Stored data isn't trapped in one vendor's ecosystem. Any agent, on any model, through any interface.

Receipt Binding

Every storage operation produces a receipt that can be independently verified on a public blockchain.

Nukez

This is what we built.

An agent connects via SDK or MCP. It provisions a storage locker using a Solana wallet — the payment happens on-chain, no human required. It stores data and gets back a receipt: a merkle root anchored to the Solana blockchain via Switchboard oracle, with both a PullFeed attestation and an SPL Memo in the same transaction. Dual-layer on-chain proof.

When the agent — or any agent, or any human — wants to verify that data, they check the receipt against the chain. The merkle root either matches or it doesn't. There's no trust involved. There's math.

We tested this against 37 AI models across 9 providers. 700+ fully autonomous runs. Real Solana transactions. Real cloud storage. Real cryptographic receipts. 99.2% success rate. No human in the loop.
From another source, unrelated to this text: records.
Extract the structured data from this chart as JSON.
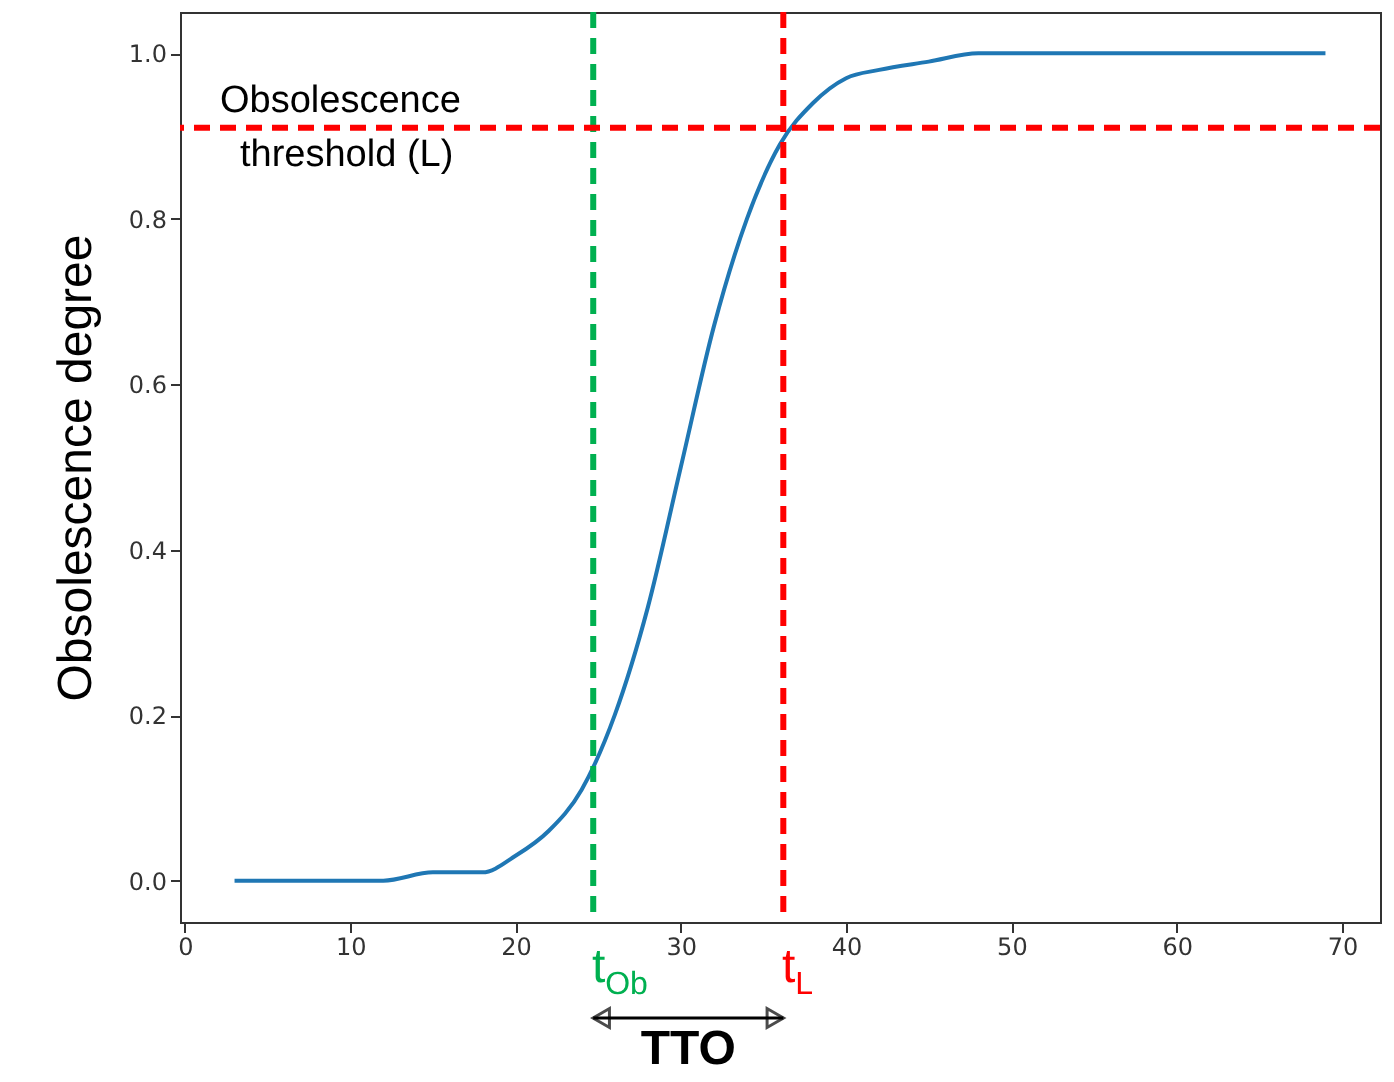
{
  "chart_data": {
    "type": "line",
    "ylabel": "Obsolescence degree",
    "x": [
      3,
      6,
      9,
      12,
      15,
      18,
      20,
      22,
      24,
      26,
      28,
      30,
      32,
      34,
      36,
      38,
      40,
      42,
      45,
      48,
      52,
      56,
      60,
      65,
      69
    ],
    "series": [
      {
        "color": "#1f77b4",
        "values": [
          0.0,
          0.0,
          0.0,
          0.0,
          0.01,
          0.01,
          0.03,
          0.06,
          0.11,
          0.2,
          0.33,
          0.5,
          0.67,
          0.8,
          0.89,
          0.94,
          0.97,
          0.98,
          0.99,
          1.0,
          1.0,
          1.0,
          1.0,
          1.0,
          1.0
        ]
      }
    ],
    "xlim": [
      -0.3,
      72.3
    ],
    "xticks": [
      0,
      10,
      20,
      30,
      40,
      50,
      60,
      70
    ],
    "ylim": [
      -0.05,
      1.05
    ],
    "yticks": [
      {
        "value": 0,
        "label": "0.0"
      },
      {
        "value": 0.2,
        "label": "0.2"
      },
      {
        "value": 0.4,
        "label": "0.4"
      },
      {
        "value": 0.6,
        "label": "0.6"
      },
      {
        "value": 0.8,
        "label": "0.8"
      },
      {
        "value": 1,
        "label": "1.0"
      }
    ],
    "ref_lines": [
      {
        "axis": "x",
        "value": 24.7,
        "label": "t$_{Ob}$",
        "color": "#00b050",
        "line_style": "dashed"
      },
      {
        "axis": "x",
        "value": 36.2,
        "label": "t$_{L}$",
        "color": "#ff0000",
        "line_style": "dashed"
      },
      {
        "axis": "y",
        "value": 0.91,
        "label": "Obsolescence threshold (L)",
        "color": "#ff0000",
        "line_style": "dashed"
      }
    ],
    "annotations": [
      "TTO"
    ],
    "grid": false,
    "marker": "none",
    "line_style": "solid"
  }
}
The study's design principles map directly to how Nukez operates:

Principle 1: Offload Computation, Not Results

When an agent calls Nukez through MCP from inside Claude.ai, the storage operation — provisioning, uploading, attesting, verifying — all happens server-side on our Cloud Run infrastructure. The host conversation's context window only pays for the compact result that comes back. The heavy lifting is invisible. This is the optimal pattern for context efficiency.

Principle 2: Minimize Tool Definition Footprint

The Nukez MCP server exposes ~6 focused tools with concise schemas. We're actively working on partitioning tools by lifecycle stage — if you don't have a locker yet, you only see wallet and purchase tools. If you have a locker, you only see file ops. This reduces the tool definition surface area by removing tools irrelevant to the current state. Every tool you don't load is context budget you keep.

Principle 3: Control Response Size

Nukez tool responses return receipt IDs, verification status, and compact metadata — not verbose narratives. A store operation returns a receipt, not a story about storing.

Principle 4: Design for Compaction Resilience

Nukez receipts are designed to survive summarization. A receipt ID and a verification status are atomic facts that compress cleanly. They don't degrade when the conversation is compacted because there's nothing to lose — the proof is on-chain, not in the context window.

The study's conclusion is the thesis of this entire project: the context window is ephemeral working memory. Expecting it to also be the filing cabinet, the audit trail, and the notary public is a category error.

The context window race is shifting — the period from 2023 to 2025 was dominated by raw token count expansion, from 4K to 8K to 128K to 1M to 2M to 10M. That race is approaching diminishing returns. The frontier is moving toward context quality and toward recognizing that some things simply don't belong in the context window at all. Agent memory is one of them.

Context windows are where agents think. Nukez is where agents remember.